James and I got a hold of some chemical fun and went to the beach! We took off mid-afternoon for the Maryland Atlantic, a short stretch of coastline with a boardwalk town (Ocean City) and a lovely park of an island called Assateague. Just south of Assateague is Chincoteague, which any decent horse-mad girl ought to be able to identify as the place of the wild horses. And yes, we saw horses. Lovely ones.
Before that, though, we gave into the usual impatience and made chemical hay once the sun was no longer shining. We walked from our long-distant motel room down to the boardwalk, passing through high-tide-covered streets and talking incessantly about issues of life and death. Literally, and in depth.
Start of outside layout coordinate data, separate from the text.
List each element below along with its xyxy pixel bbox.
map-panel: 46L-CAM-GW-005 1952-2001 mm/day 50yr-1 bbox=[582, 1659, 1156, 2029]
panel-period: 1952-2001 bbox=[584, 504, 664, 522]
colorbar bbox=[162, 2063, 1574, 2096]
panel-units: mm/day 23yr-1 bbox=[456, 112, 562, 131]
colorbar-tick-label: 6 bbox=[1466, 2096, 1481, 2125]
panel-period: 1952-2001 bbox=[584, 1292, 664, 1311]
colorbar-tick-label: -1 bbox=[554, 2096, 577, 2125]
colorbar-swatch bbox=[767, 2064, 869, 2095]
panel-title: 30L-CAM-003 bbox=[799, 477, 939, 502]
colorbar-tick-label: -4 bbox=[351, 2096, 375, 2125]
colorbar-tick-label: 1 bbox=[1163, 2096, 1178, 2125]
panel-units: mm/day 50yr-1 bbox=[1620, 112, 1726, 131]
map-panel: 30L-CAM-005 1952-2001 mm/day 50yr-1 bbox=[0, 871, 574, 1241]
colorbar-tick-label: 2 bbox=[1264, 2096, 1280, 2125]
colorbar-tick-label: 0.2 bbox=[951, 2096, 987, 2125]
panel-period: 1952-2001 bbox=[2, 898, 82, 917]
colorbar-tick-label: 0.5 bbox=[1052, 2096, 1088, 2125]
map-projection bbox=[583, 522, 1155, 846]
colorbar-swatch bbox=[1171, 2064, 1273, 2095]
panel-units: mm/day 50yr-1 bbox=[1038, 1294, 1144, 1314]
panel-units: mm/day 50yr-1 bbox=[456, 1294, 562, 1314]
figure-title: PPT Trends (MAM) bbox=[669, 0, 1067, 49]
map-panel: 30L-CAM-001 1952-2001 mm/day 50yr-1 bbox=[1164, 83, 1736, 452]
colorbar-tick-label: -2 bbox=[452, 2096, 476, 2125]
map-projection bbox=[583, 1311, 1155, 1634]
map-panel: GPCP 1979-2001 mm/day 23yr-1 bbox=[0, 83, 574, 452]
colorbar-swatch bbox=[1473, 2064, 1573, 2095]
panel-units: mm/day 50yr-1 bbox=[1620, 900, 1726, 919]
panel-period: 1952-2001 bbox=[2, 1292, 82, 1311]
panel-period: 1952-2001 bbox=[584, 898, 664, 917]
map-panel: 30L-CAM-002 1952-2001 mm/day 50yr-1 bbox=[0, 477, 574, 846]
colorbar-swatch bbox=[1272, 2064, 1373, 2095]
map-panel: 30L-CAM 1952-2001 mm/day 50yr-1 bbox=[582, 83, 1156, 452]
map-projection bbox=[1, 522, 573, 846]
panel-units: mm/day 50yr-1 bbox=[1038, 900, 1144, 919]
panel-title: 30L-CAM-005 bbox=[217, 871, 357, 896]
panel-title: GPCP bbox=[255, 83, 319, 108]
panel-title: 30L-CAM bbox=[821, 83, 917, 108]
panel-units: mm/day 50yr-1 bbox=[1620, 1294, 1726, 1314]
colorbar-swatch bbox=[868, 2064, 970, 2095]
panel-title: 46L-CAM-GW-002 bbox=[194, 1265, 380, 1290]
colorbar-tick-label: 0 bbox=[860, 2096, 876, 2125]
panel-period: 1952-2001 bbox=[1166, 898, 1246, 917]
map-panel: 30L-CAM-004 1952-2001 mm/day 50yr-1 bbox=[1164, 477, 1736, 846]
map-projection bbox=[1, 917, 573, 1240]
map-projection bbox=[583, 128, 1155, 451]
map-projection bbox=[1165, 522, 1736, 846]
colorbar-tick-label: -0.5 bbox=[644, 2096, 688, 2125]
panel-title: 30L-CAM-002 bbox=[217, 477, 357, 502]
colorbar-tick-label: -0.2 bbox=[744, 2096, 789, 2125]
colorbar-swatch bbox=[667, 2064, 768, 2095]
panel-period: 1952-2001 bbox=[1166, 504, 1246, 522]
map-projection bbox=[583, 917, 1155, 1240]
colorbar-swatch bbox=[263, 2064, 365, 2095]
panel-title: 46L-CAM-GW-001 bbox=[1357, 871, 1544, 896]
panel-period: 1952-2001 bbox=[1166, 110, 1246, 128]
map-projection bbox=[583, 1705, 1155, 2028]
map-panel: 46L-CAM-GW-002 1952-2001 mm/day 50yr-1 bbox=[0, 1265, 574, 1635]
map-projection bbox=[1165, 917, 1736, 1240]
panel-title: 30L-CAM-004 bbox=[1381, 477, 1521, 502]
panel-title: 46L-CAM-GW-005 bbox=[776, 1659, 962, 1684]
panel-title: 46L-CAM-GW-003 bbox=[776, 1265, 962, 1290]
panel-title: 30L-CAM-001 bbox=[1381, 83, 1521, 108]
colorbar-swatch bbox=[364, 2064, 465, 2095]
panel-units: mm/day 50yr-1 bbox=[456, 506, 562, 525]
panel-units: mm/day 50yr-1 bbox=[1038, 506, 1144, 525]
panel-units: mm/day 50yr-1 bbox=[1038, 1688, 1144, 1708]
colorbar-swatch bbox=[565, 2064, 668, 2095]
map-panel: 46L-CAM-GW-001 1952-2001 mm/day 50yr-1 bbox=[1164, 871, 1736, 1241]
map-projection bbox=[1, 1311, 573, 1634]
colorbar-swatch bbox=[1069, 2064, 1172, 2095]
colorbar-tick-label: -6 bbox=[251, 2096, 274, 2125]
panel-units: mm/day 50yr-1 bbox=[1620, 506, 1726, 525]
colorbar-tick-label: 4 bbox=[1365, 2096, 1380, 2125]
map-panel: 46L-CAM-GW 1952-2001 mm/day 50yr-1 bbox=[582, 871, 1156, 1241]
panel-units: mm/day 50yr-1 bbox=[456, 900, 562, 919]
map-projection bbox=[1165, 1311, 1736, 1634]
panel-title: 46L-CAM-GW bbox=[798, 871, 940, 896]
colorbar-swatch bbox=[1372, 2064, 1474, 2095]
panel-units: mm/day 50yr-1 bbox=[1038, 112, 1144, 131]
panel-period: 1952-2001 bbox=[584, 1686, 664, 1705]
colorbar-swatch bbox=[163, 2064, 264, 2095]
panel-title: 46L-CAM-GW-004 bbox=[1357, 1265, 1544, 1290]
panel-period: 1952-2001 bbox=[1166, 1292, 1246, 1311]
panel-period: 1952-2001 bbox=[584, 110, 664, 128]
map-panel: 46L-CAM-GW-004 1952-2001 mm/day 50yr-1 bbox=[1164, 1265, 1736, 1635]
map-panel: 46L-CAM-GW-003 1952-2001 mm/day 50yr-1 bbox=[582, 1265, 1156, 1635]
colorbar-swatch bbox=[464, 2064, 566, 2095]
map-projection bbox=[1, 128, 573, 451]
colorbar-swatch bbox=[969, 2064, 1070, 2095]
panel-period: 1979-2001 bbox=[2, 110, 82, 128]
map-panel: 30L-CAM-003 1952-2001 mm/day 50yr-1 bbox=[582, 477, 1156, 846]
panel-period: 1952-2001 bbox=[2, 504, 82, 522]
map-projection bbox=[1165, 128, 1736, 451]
On the boardwalk, we shook off the heaviness and soaked up the strangeness of the bright lights to the left, deep dark to the right. The water drew me, but the walkway seemed uncrossable, the crowds foreign and familiar at the same time. Waves of human interaction passed us, or we passed them, and all of them rooted around in me for like desires, like motives. Some settled in and forced me to watch my aspect in another face, responding in my way to another person. Others bounced around like puppies but were forced out like splinters, too foreign to become a part of me. My favorites augmented me. They taught me how a human acts, reacts, behaves when that human is not me. These augmentations are the heart of what it means to be a storyteller, a writer who can examine the happenstance and stances of people unlike, but not unintelligible to, oneself.
The day after, we floated in the salt-womb of the ocean. My first Atlantic baptism, and a stirred up, life-filled body of water it seemed from off the Assateague Island beach. As green as a lake, as brown as a river, and bouyant with salt and happiness. My experience of the social east coast has been un-home-like, but the ocean, I recognized.